"Among the indirect, but equally tangible results of coöperation, I should be inclined to put the development of mind and character among those by whom it is practised. The peasant or little farmer, who is a member of one or more of these societies, who helps to build up their success and enjoy their benefits, acquires a new outlook. The jealousies and suspicions which are in most countries so common among those who live by the land fall from him. Feeling that he has a voice in great affairs he acquires an added value and a healthy importance in his own eyes. He knows also that in his degree and according to his output he is on an equal footing with the largest producer and proportionately is doing as well. There is no longer any fear that because he is a little man he will be browbeaten or forced to accept a worse price for what he has to sell than does his rich and powerful neighbor. The skilled minds which direct his business work as zealously for him as for that important neighbor."[36]

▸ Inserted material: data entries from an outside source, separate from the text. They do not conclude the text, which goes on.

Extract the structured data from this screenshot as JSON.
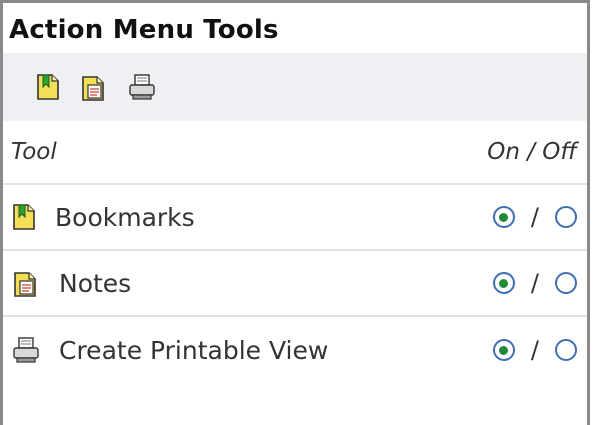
{
  "panel": {
    "title": "Action Menu Tools",
    "toolbar_icons": [
      "bookmark-icon",
      "notes-icon",
      "printer-icon"
    ],
    "header": {
      "tool_label": "Tool",
      "onoff_label": "On / Off"
    },
    "rows": [
      {
        "label": "Bookmarks",
        "icon": "bookmark-icon",
        "state": "on"
      },
      {
        "label": "Notes",
        "icon": "notes-icon",
        "state": "on"
      },
      {
        "label": "Create Printable View",
        "icon": "printer-icon",
        "state": "on"
      }
    ],
    "separator": "/"
  },
  "colors": {
    "accent_border": "#3f6fb0",
    "selected_dot": "#1f8a3a",
    "icon_yellow": "#f4de55",
    "icon_green": "#2fa12f",
    "toolbar_bg": "#eef0f3"
  }
}
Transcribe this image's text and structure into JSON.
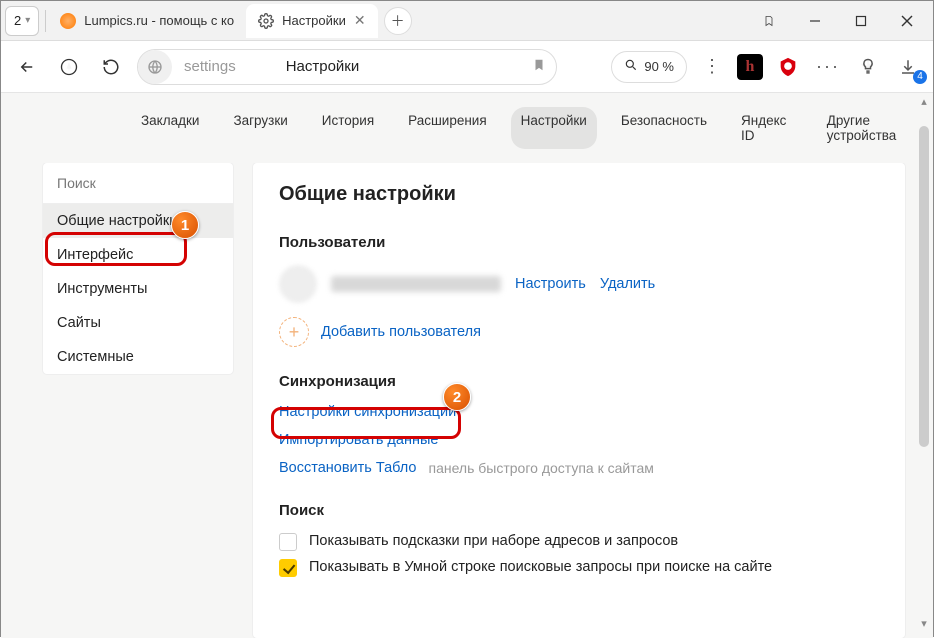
{
  "titlebar": {
    "group_badge": "2",
    "tab1_label": "Lumpics.ru - помощь с ко",
    "tab2_label": "Настройки"
  },
  "nav": {
    "address": "settings",
    "page_title": "Настройки",
    "zoom_label": "90 %",
    "download_count": "4"
  },
  "settings_tabs": {
    "bookmarks": "Закладки",
    "downloads": "Загрузки",
    "history": "История",
    "extensions": "Расширения",
    "settings": "Настройки",
    "security": "Безопасность",
    "yandex_id": "Яндекс ID",
    "other_devices": "Другие устройства"
  },
  "sidebar": {
    "search_placeholder": "Поиск",
    "items": {
      "general": "Общие настройки",
      "interface": "Интерфейс",
      "tools": "Инструменты",
      "sites": "Сайты",
      "system": "Системные"
    }
  },
  "panel": {
    "heading": "Общие настройки",
    "users_heading": "Пользователи",
    "configure": "Настроить",
    "delete": "Удалить",
    "add_user": "Добавить пользователя",
    "sync_heading": "Синхронизация",
    "sync_settings": "Настройки синхронизации",
    "import_data": "Импортировать данные",
    "restore_tablo": "Восстановить Табло",
    "restore_hint": "панель быстрого доступа к сайтам",
    "search_heading": "Поиск",
    "opt_suggest": "Показывать подсказки при наборе адресов и запросов",
    "opt_smartline": "Показывать в Умной строке поисковые запросы при поиске на сайте"
  },
  "annotations": {
    "badge1": "1",
    "badge2": "2"
  }
}
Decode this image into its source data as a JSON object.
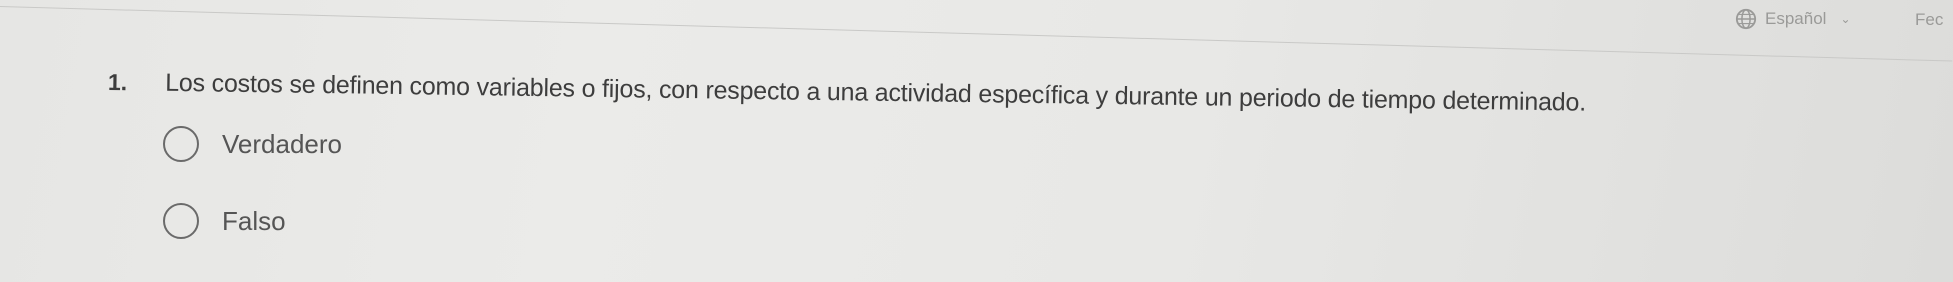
{
  "header": {
    "language": "Español",
    "language_icon": "globe-icon",
    "chevron_icon": "chevron-down-icon",
    "right_label": "Fec"
  },
  "question": {
    "number": "1.",
    "text": "Los costos se definen como variables o fijos, con respecto a una actividad específica y durante un periodo de tiempo determinado.",
    "options": [
      {
        "label": "Verdadero"
      },
      {
        "label": "Falso"
      }
    ]
  },
  "colors": {
    "background": "#e8e8e6",
    "text": "#3d3d3d",
    "radio_border": "#6a6a6a"
  }
}
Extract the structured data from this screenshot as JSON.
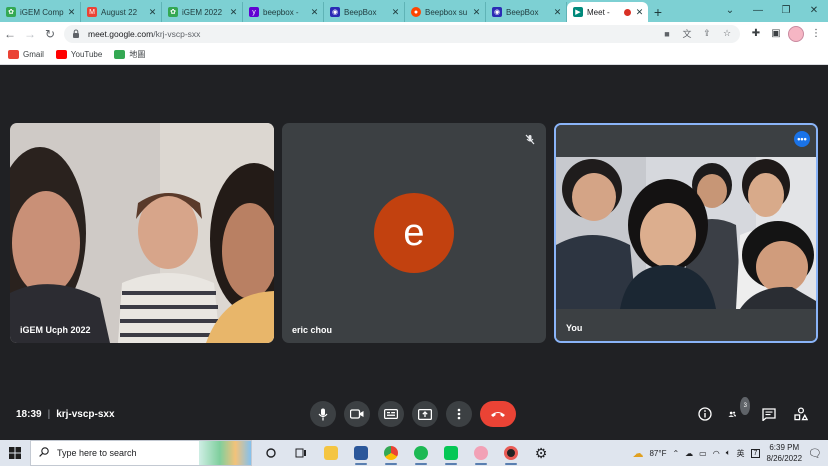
{
  "browser": {
    "tabs": [
      {
        "title": "iGEM Comp",
        "favicon_color": "#34a853",
        "favicon": "gear-icon"
      },
      {
        "title": "August 22",
        "favicon_color": "#ea4335",
        "favicon": "gmail-icon"
      },
      {
        "title": "iGEM 2022",
        "favicon_color": "#34a853",
        "favicon": "gear-icon"
      },
      {
        "title": "beepbox -",
        "favicon_color": "#6001d2",
        "favicon": "yahoo-icon"
      },
      {
        "title": "BeepBox",
        "favicon_color": "#2b2bb5",
        "favicon": "beepbox-icon"
      },
      {
        "title": "Beepbox su",
        "favicon_color": "#ff4500",
        "favicon": "reddit-icon"
      },
      {
        "title": "BeepBox",
        "favicon_color": "#2b2bb5",
        "favicon": "beepbox-icon"
      },
      {
        "title": "Meet -",
        "favicon_color": "#00897b",
        "favicon": "meet-icon",
        "active": true
      }
    ],
    "url_host": "meet.google.com",
    "url_path": "/krj-vscp-sxx",
    "bookmarks": [
      {
        "label": "Gmail",
        "color": "#ea4335"
      },
      {
        "label": "YouTube",
        "color": "#ff0000"
      },
      {
        "label": "地圖",
        "color": "#34a853"
      }
    ]
  },
  "meet": {
    "tiles": [
      {
        "name": "iGEM Ucph 2022"
      },
      {
        "name": "eric chou",
        "initial": "e",
        "avatar_color": "#c2410f"
      },
      {
        "name": "You"
      }
    ],
    "time": "18:39",
    "meeting_code": "krj-vscp-sxx",
    "participant_count": "3",
    "accent": "#8ab4f8",
    "end_call_color": "#ea4335"
  },
  "taskbar": {
    "search_placeholder": "Type here to search",
    "weather": "87°F",
    "ime": "英",
    "time": "6:39 PM",
    "date": "8/26/2022",
    "notification_count": "7"
  }
}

It is interesting to note that the three highest authorities on the coöperative movement in Ireland all lay great stress on its importance as a means of community organization and value its social effects as highly as its economic benefits. Thus Sir Horace Plunkett says:

"Gradually the (coöperative) Society becomes the most important institution in the district, the most important in a social as well as an economic sense. The members feel a pride in its material expansion. They accumulate large profits, which in time become a sort of communal fund. In some cases this is used for the erection of village halls where social entertainments, concerts and dances are held, lectures delivered and libraries stored. Finally, the association assumes the character of a rural commune, where, instead of the old basis of the commune, the joint ownership of land, a new basis for union is found in the voluntary communism of effort."[37]

In the same vein Smith-Gordon and Staples in their account of the coöperative movement in Ireland, see it as the most important force for socialization because it makes the most immediate and practical appeal to men of all parties and sects and establishes a business system which develops the community attitude:

"The present individualist system which takes care of the business interests of the farmer is a dividing and disintegrating force. It tends to destroy the natural associative character and to set each man against his neighbor.... But as a member of a society with interests in common with others, the individual consciously and unconsciously develops the social virtues.... The society is in miniature a community, and the community is but a part of the larger social group."[38]

George William Russell ("A.E."), the poet-prophet of Irish agriculture, bases his whole conception of a desirable polity for the Irish State upon coöperative communities, and considers coöperative societies as a prerequisite to rural organization. After describing the marked economic and social changes which have taken place in a typical Irish community as the result of coöperation, he says:

"I have tried to indicate the difference between a rural population and a rural community, between a people loosely knit together by the vague ties of a common latitude and longitude, and people who are closely knit together in an association and who form a true social organism, a true rural community, where the general will can find expression and society is malleable to the general will. I will assert that there never can be any progress in rural districts or any real prosperity without such farmers' organizations or guilds. Wherever rural prosperity is reported in any country inquire into it, and it will be found that it depends on rural organization. Wherever there is rural decay, if it is inquired into, it will be found that there was a rural population but no rural community, no organization, no guild to promote common interests and unite the countrymen in defence of them."[39]

The same observations might be made upon the effect of coöperative enterprises in solidifying rural communities in the United States. It seems doubtful whether coöperative associations in the United States will develop a general social program as they have done in Ireland, Belgium, and Russia. On account of a different social inheritance and account of our facility in forming and belonging to numerous organizations, it seems probable that we will limit our coöperative societies to strictly economic functions, and will use the increased income secured through them in other organizations for social purposes.

Commercial farming is breaking down the old individualism of the farmer, for the exigencies of the economic situation are forcing him to market collectively through coöperative selling associations, and as he learns that his own best interests are bound up with those of the whole community, he becomes increasingly concerned for the common welfare; he commences to think in terms of "us" and "ours," instead of only "me" and "mine." The community becomes a reality to him.